The idea of Grasse is so entirely romantic.

Grasse mural, Grasse

It’s easy to picture it; a small historical town surrounded by endless fields of lavender and their intoxicating fragrance. The lilac buds, swaying left and right in the warm, gentle breeze under the enduring mid-afternoon sun. It’s postcard perfect.

That’s a picturesque ideal that you associate with Grasse because it’s the home of perfume.

Nestled in the heart of Provence, barely half an hour’s drive from the French Riviera coastline, it is the small, historic town that you might expect. The rolling lavender fields, however, tend to be further out. But even if you, as I did, went searching for perfume, you won’t be disappointed as the town is still populated with several fine perfumeries.

Exterior, Molinard, Grasse

I stopped off at Molinard, the oldest perfumery in town and still family owned. It also happened to be the first one I encountered whilst driving into the town.
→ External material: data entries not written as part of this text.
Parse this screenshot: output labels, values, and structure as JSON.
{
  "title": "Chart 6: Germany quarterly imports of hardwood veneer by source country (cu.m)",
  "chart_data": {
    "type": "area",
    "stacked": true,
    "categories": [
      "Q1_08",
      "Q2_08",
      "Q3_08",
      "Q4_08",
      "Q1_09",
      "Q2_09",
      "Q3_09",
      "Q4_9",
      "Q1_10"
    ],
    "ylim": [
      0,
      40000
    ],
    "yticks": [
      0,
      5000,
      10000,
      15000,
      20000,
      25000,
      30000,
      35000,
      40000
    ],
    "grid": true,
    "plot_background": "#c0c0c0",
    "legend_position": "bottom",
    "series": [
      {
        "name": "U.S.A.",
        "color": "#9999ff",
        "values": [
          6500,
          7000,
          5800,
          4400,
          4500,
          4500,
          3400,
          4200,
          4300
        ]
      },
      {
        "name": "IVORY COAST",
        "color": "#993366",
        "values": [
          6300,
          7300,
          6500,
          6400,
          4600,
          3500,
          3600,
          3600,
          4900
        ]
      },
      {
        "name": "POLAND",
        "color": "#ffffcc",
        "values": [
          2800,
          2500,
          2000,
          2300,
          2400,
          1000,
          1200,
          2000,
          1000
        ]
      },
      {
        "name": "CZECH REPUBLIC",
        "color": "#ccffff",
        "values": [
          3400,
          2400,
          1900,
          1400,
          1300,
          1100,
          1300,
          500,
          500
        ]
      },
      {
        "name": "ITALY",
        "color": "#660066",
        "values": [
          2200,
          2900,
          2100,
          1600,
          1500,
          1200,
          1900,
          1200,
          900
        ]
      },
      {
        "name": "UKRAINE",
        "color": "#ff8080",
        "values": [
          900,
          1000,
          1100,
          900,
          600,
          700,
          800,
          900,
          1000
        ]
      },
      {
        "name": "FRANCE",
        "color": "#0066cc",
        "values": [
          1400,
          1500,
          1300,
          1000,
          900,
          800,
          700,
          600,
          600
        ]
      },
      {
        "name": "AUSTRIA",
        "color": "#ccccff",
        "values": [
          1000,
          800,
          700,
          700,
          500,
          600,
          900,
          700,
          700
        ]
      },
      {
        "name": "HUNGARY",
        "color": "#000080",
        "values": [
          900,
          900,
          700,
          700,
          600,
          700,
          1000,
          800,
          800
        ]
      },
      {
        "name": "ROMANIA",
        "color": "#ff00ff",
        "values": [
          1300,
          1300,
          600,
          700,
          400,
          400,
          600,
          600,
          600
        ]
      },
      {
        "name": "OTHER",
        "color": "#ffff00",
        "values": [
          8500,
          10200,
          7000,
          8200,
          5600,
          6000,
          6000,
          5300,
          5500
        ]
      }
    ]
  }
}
Molinard was established in 1849 selling  floral waters and Eaux de Cologne. Today, its range has vastly expanded to include Eaux de Toilette, Eaux de Parfum, soaps and solid perfumes in a great many more fragrances.

They have a free tour around the factory where you can learn all about the history of the house and perfume making.  Having seen Perfume – The Story Of A Murderer, I was admittedly more than a little curious.

Molinard tour:

Custom perfume blends:

What I found really interesting though, was the opportunity to blend my own perfume.

They have various blending workshops but the only one you can do without booking in advance is Le Bar des Fragrances.

You have the opportunity to sample a small selection of basic notes from fruit and floral to earthy and spicy. From those, you choose six different notes, three of which will form top notes while the other three forms the base notes. A final blend is then created by the perfumer based on your preferences.

This is €30 and you get 30ml of the finished product as Eau de Parfum.

I went for something that I imagined was light and fruity but once the top notes dissipated would leave a warm, vanilla spice. Actually, it’s quite difficult to imagine what the final product would be if you only have the individual notes as reference but that’s why the perfumer is at hand to achieve the perfect blend.

Is it what I imagined? Surprisingly, yes! But in a slightly awkward way as there were only six basic notes. For most perfumes, there are around 12.

That said, it was an interesting and educational afternoon and I’m still loving my perfume years later.